1. A voice analysis unit for converting a voice captured by a voice input unit into first voice analysis data, a noise detection unit for detecting a noise component from the voice analysis data to obtain a noise component signal, and the voice. And a subtraction unit for obtaining second voice analysis data obtained by subtracting the noise component from the analysis data, and a voice recognition unit for recognizing the voice and obtaining a voice recognition result based on the second voice analysis data. In the voice recognition device, a voice section detecting means for detecting a voice section of the second voice analysis data to obtain a detection signal, and a predetermined amount of the noise component signal is given to the second voice analysis data to obtain the second voice analysis data. A voice recognition device, comprising: a correction processing unit that performs correction processing of voice analysis data.

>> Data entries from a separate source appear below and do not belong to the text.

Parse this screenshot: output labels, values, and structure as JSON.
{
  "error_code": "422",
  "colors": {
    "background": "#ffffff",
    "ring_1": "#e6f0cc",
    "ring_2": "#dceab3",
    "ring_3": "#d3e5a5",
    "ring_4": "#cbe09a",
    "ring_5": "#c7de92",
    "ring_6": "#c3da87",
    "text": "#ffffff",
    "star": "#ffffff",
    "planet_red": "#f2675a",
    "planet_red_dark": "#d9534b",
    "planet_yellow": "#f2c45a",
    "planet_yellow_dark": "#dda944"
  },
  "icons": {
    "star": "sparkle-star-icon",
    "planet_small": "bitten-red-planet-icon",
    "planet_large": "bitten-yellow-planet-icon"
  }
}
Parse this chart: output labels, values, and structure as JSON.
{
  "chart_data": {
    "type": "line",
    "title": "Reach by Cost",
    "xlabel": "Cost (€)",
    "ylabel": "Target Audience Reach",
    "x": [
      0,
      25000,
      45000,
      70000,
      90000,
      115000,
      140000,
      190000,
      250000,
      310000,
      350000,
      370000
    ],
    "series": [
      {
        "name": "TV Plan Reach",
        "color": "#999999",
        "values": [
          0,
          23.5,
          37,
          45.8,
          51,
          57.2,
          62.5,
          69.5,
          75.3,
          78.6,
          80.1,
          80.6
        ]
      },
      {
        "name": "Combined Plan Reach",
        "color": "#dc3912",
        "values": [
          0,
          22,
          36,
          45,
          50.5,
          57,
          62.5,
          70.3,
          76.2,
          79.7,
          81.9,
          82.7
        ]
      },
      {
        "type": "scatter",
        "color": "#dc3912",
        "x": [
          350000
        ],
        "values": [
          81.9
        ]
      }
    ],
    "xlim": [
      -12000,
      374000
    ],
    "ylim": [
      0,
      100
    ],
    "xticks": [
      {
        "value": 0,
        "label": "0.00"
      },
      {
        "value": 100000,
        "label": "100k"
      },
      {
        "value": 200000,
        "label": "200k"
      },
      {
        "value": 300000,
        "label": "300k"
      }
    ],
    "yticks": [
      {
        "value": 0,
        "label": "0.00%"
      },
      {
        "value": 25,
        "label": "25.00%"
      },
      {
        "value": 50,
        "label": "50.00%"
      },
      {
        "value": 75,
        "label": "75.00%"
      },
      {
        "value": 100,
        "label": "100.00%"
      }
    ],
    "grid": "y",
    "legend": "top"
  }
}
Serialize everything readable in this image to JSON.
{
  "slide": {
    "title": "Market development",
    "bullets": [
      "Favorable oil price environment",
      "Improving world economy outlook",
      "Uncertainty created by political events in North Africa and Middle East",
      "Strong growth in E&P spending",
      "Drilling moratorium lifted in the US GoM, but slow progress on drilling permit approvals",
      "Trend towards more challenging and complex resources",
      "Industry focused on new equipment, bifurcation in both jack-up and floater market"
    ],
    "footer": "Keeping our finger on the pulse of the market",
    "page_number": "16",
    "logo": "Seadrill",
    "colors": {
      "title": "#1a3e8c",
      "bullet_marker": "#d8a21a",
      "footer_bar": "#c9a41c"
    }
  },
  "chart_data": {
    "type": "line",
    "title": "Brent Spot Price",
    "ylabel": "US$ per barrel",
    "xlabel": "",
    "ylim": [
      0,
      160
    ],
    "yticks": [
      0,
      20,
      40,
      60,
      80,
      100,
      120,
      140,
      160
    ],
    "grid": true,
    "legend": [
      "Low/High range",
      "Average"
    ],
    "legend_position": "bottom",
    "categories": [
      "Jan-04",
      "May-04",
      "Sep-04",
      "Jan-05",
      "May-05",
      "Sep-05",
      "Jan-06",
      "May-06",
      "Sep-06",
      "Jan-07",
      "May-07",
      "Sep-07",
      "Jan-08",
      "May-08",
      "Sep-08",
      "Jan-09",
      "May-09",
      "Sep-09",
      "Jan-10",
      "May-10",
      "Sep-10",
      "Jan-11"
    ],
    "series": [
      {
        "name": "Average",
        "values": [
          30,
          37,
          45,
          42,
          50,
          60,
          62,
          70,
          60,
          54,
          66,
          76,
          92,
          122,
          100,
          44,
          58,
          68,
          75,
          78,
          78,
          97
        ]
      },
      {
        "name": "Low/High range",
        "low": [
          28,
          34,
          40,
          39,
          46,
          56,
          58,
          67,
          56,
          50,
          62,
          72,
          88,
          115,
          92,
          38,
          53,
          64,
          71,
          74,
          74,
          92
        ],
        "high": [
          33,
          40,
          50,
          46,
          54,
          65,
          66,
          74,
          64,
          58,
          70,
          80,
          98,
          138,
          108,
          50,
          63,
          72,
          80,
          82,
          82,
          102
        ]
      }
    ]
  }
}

2. The voice recognition device according to claim 1, wherein
Further, the second voice analysis data has a spectrum edit means for performing spectrum edit processing to obtain a spectrum edit signal, and the voice section analysis means detects a zero section or a non-zero section of the spectrum edit signal to obtain a detection signal. Correction section setting means for obtaining a predetermined amount of the noise component signal from the noise component signal, and synthesizing means for synthesizing the spectrum edit signal and the noise component signal of the predetermined amount. And a control unit that controls the synthesis process based on a detection signal from the zero section detection unit.

3. The voice recognition apparatus according to claim 1, wherein the correction processing means includes a correction amount setting means for obtaining a predetermined amount of the noise component signal from the noise component signal, the second voice analysis data and the predetermined amount. A voice recognition device comprising: a synthesizing unit that performs a synthesizing process with a noise component signal; and a control unit that controls the synthesizing process based on a detection signal from a voice section detecting unit.